The reason I opted for the ouroboros theme has less to do with Mamma Mia!!!! than with the other film I saw, Disney/Pixar’s Wall-E. Granted, this animated feature has been open for a while now, but if you haven’t seen it yet, just go. Period. I’m not sure there has previously been a feature cartoon with this much unique craftsmanship in both the visual art and the storytelling, and there is an emotional resonance — complete with an iconic internal reference — to the finale that took me completely by surprise and left me a blubbering pile of goo.

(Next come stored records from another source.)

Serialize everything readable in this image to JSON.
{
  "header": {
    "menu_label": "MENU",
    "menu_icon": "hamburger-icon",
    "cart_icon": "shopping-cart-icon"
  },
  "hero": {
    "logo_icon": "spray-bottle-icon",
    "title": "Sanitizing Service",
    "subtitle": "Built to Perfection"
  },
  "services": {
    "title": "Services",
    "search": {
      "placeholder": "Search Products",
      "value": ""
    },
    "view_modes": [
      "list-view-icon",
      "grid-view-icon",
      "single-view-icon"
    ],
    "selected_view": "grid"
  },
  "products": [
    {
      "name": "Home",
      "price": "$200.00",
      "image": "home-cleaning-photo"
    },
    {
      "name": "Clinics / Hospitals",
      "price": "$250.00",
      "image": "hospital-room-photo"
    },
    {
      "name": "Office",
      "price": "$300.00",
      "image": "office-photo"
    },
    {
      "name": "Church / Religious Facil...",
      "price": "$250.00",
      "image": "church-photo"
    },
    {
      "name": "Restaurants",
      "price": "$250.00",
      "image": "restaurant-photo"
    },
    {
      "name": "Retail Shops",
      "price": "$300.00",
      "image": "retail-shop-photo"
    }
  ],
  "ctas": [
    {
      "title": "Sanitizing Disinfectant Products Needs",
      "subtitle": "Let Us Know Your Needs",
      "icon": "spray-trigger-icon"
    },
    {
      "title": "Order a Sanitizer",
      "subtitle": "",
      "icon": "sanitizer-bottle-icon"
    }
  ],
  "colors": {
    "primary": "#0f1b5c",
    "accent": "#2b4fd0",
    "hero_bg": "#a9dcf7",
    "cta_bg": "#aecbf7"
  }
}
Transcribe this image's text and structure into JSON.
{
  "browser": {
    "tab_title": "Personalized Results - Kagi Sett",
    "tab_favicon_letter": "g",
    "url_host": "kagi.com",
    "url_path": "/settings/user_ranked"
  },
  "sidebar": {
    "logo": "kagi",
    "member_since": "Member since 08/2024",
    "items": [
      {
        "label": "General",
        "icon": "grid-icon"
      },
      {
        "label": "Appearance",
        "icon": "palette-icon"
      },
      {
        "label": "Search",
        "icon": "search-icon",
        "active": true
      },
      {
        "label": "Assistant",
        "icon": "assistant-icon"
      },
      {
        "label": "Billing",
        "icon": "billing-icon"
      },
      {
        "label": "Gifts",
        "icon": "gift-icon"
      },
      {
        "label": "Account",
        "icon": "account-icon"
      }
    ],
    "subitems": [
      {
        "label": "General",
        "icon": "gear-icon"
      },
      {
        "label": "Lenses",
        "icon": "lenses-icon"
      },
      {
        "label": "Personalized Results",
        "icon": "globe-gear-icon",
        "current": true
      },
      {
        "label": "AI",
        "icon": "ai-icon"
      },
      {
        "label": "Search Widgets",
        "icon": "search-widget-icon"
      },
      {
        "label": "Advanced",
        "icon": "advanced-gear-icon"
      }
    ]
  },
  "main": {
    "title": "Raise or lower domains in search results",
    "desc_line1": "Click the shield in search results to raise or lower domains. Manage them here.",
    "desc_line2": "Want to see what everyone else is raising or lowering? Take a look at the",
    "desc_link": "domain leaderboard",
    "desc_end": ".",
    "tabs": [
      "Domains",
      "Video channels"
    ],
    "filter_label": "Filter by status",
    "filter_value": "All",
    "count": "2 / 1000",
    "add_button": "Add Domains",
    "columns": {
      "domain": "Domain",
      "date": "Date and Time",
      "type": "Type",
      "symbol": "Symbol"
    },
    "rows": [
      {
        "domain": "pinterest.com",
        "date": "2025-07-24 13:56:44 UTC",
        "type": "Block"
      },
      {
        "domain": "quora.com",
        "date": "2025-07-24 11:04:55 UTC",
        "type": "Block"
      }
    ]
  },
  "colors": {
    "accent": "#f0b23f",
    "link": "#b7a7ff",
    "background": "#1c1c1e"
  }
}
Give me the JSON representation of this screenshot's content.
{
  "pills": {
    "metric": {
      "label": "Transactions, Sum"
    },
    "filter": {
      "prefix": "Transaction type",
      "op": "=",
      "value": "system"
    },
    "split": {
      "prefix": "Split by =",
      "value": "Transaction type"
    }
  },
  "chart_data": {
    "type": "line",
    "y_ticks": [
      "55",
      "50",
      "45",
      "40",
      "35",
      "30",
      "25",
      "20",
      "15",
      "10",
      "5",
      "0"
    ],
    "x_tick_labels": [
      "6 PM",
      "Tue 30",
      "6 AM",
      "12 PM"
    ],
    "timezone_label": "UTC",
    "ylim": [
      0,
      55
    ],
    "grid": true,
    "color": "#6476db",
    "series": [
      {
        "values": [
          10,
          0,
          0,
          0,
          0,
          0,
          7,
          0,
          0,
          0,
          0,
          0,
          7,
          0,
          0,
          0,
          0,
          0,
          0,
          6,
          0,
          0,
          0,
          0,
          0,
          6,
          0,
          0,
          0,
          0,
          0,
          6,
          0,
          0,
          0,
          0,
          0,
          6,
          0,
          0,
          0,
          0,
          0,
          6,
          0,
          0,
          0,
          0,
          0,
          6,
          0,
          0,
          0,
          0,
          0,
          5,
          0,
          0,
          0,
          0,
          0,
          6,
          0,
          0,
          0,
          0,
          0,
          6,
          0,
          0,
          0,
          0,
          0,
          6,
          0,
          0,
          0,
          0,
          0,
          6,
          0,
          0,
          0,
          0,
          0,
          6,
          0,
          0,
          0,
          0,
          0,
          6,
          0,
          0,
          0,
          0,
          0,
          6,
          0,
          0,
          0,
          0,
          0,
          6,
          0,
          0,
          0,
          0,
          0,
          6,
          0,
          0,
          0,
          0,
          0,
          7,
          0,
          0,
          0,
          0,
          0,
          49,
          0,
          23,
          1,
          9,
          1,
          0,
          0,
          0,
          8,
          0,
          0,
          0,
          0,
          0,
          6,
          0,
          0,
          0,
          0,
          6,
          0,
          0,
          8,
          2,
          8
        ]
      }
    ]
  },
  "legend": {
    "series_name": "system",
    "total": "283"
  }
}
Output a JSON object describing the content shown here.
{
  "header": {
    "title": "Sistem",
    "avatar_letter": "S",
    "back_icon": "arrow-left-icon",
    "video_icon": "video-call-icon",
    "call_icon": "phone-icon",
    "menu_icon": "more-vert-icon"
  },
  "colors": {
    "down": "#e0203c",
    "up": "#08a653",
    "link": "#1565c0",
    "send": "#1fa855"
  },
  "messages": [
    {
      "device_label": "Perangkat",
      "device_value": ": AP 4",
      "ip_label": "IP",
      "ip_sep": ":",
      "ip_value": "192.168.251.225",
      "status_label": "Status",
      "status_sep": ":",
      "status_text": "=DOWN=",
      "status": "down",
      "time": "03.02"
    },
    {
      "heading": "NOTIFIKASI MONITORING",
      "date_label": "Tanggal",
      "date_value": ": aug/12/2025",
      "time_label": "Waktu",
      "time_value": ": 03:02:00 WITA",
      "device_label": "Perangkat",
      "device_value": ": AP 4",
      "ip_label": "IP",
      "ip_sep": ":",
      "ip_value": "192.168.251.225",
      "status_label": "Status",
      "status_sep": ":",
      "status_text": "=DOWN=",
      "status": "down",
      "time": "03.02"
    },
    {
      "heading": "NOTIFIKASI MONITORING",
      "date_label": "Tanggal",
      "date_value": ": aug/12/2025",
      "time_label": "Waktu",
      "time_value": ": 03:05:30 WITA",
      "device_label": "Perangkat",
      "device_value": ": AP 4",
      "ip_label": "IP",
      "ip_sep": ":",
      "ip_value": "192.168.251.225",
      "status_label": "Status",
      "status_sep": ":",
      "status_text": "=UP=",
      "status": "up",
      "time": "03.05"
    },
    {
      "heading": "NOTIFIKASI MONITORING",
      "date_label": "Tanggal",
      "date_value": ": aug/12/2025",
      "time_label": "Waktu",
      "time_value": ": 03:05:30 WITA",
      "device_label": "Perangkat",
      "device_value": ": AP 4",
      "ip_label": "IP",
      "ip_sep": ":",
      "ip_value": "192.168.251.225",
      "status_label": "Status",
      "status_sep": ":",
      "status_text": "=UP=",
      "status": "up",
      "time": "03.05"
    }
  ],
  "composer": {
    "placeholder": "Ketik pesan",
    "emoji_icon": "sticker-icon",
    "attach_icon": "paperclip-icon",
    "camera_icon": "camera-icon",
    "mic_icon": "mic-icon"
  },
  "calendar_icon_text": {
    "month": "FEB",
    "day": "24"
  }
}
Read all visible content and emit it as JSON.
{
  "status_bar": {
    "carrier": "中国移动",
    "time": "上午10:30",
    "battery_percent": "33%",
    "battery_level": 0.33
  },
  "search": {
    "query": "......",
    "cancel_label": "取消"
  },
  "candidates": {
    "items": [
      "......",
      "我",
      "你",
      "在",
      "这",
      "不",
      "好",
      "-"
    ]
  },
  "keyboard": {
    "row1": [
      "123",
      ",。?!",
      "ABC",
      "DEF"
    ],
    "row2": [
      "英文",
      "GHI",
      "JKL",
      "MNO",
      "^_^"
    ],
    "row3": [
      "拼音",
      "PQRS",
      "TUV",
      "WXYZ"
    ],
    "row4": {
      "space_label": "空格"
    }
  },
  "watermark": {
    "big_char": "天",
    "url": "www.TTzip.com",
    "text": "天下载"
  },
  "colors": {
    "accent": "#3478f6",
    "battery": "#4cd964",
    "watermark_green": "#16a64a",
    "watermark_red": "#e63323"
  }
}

The obstacles inherent in Wall-E are huge: computer animation telling the story about a dystopically trashed Earth traversed by a dirty robot and a cockroach. Merry Christmas, everybody! Yet Wall-E’s creative team is up for the challenge. From an early point, the narrative is infused with references to Hello, Dolly!, the most traditional of exclamation-added musicals. These references are used so judiciously — first in counterpoint to the bleak surroundings, then as genuine aspiration — that you fall in love all over again with the innocent heart and plucky aspirations of the musical. And the very end — which I will not give away — provides an ultimate ouroborotic Disney link to its own Snow White past.

It’s probably unfair to compare the cheesy aspirations of the MM!!!!! Euro-popsicle to the elegant reach of the Disney/Pixar vision. I’m a big fan of cheese; some of my most memorable quesadillas have featured it. But it’s nice when our pop culture shoots for the stars instead of the dairy case.